Taking action to further California’s climate leadership, Governor Edmund G. Brown Jr. today signed an executive order to boost the supply of zero-emission vehicles and charging and refueling stations in California. The Governor also detailed the new plan for investing $1.25 billion in cap-and-trade auction proceeds to reduce carbon pollution and improve public health and the environment.
“This executive order aims to curb carbon pollution from cars and trucks and boost the number of zero-emission vehicles driven in California,” said Governor Brown. “In addition, the cap-and-trade investments will, in varying degrees, reduce California’s carbon footprint and improve the quality of life for all.”
Climate Smart Agriculture is a significant component of the cap-and-trade plan – an integrated approach to achieving GHG reductions while also ensuring food security in the face of climate change. This strategy is defined by three main pillars: (1) sustainably increasing farm productivity and incomes, (2) adapting and building resilience to climate change, and (3) reducing and removing GHG emissions, where possible. The Cap and Trade Expenditure Plan supports these efforts through the following proposals, including CDFA programs housed in the agency’s Office of Environmental Farming and Innovation:
- Agricultural Diesel Engine Replacement and Upgrades—$102 million for the Air Board to provide incentives for farmers and agricultural businesses to replace existing diesel, agricultural vehicles and equipment with the cleanest available diesel or advanced technologies. Emissions from agricultural equipment are a significant source of air pollution, especially in the San Joaquin Valley, and reducing these emissions is critical for meeting federal ozone and particulate matter air quality standards.
- Agricultural Energy Efficiency Program—$34 million for the Energy Commission to reduce energy costs, increase efficiency, and reduce greenhouse gas emissions in the food processing sector. Funded technologies will be reliable, have potential for broad sector adoption and help contribute to meeting the state’s energy efficiency and greenhouse gas reduction goals.
- Healthy Soils Program—$5 million for the Department of Food and Agriculture to provide financial incentives to farmers to implement conservation agriculture management practices that sequester carbon, reduce atmospheric GHGs, and improve soil health.
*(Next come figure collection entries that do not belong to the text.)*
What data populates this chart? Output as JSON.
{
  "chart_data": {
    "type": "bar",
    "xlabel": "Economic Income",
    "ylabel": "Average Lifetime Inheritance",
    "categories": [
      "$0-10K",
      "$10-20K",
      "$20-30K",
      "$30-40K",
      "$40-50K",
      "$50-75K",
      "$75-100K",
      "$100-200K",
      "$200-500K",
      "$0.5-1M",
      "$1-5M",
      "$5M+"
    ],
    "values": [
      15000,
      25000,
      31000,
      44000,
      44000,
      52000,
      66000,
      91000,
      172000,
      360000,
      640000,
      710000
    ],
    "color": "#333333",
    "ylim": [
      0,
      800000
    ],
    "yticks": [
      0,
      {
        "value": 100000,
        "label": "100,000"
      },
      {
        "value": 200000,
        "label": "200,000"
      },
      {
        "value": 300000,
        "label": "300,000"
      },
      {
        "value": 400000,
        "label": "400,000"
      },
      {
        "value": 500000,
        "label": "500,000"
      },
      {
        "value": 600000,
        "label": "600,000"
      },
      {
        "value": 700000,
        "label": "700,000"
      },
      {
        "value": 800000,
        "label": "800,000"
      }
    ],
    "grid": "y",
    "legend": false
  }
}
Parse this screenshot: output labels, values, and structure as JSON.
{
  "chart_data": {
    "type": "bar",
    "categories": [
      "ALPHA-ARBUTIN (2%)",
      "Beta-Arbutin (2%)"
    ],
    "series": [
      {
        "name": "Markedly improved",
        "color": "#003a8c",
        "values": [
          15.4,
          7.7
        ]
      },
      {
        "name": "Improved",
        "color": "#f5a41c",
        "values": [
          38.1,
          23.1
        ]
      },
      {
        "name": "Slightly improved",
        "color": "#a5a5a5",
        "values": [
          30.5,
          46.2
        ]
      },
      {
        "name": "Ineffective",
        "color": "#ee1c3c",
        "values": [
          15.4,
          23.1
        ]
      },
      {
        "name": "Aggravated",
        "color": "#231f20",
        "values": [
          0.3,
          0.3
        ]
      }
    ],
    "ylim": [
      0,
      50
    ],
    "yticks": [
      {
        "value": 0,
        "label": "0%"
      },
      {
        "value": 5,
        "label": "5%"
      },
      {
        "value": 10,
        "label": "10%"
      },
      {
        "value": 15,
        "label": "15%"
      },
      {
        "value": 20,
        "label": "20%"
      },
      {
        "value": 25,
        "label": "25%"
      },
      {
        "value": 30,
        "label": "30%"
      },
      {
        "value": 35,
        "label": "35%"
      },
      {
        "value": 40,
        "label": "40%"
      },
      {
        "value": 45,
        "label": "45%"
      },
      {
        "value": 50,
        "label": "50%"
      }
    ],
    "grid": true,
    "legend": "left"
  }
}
The program is the first in the world to directly relate agricultural management practices to quantitative GHG reductions and promote the development of healthy soils on California’s farmlands and ranchlands. The Budget also includes an additional $9 million from the California Drought, Water, Parks, Climate, Coastal Protection, and Outdoors Access for All Fund (SB 5), for a total of $14 million for this program.
- Renewable Energy Program—$4 million for the Energy Commission to provide grants for the installation of cost-effective on-site renewable energy for agricultural operations located in disadvantaged communities.
Short-lived Climate Pollutants
The warming effect of short-lived climate pollutants, such as methane, fluorinated gases and black carbon, can be significantly greater than that of carbon dioxide. Reducing these emissions can have an immediate beneficial impact on both climate change and public health. Chapter 523, Statutes of 2014, included a number of requirements for addressing dairy and livestock sector methane emissions and landfill methane emissions via diversion of organic material from the waste stream. The Cap and Trade Expenditure Plan includes the following proposals in support of these efforts:
- Methane Reduction—$99 million for the Department of Food and Agriculture’s Dairy Digester Research and Development Program and Alternative Manure Management Program to reduce methane emissions. Methane is 25 times more potent as a greenhouse gas compared to carbon dioxide. The Dairy Digester Research and Development Program offers grants to dairies to capture methane to be used for transportation fuels and clean energy production. The Alternative Manure Management Program provides financial incentives to dairy farms to implement non-digester manure management programs to reduce methane emissions.
- Waste Diversion—$20 million for the Department of Resources, Recycling and Recovery to provide financial incentives for infrastructure facilities that divert waste from landfills, which will reduce methane emissions. Projects include composting, anaerobic digestion, and fiber, plastic, and glass recycling facilities.